Claiming that knowing how the code works lets you break the code is basically advocating for security by obscurity which I'm fairly sure we're all aware it's not the holy grail of a secure system. If you will allow me a bit of a hyperbole, it'd be like saying that since I have access to the entire code of my SSH client, that gives me the capability of modifying it so it lets me connect to every server (even those that I do not own) without a password.

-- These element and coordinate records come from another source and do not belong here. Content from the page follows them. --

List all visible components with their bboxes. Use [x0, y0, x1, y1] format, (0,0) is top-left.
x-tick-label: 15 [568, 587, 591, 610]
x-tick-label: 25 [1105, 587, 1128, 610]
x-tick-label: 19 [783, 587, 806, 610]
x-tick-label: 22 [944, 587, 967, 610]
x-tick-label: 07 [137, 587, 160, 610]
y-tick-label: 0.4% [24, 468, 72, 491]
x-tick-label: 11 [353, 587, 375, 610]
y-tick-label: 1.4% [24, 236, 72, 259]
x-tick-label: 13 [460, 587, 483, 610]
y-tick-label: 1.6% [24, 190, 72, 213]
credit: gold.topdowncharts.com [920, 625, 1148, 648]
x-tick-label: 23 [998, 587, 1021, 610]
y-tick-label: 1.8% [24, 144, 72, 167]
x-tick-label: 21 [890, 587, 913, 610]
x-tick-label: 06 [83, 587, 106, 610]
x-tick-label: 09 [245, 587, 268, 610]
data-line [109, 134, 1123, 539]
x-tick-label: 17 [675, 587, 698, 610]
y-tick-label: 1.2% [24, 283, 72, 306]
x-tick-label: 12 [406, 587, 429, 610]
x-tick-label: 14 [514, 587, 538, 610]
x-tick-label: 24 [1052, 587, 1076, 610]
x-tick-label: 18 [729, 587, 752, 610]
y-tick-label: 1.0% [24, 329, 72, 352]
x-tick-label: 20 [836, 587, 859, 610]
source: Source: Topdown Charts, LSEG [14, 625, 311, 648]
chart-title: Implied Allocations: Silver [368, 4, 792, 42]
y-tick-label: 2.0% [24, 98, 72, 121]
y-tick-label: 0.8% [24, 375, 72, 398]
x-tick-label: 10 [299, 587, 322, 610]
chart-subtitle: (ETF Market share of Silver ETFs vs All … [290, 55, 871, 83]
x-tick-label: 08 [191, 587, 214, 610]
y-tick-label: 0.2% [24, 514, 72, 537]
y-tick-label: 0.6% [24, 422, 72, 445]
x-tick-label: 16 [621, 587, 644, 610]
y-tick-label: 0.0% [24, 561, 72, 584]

That's simply not how it works.
Morgawr
·4 tahun yang lalu·discuss
> - open folder selection dialog - click a folder by mistake without double clicking it - clicking the select folder button now enters the folder instead of selecting the current folder - there no way to unselect the selection. -> you have to enter the folder, then go a level up and then select the folder

Glad I'm not the only one with this problem, it's so frustrating and there's literally nothing you can do about it, you just gotta go up one level and come back down.
Morgawr
·12 tahun yang lalu·discuss
Really nice, it's so weird that format strings support %n, it's such a massive security vulnerability that I don't really know what was going on in the mind of the guy that decided to implement this.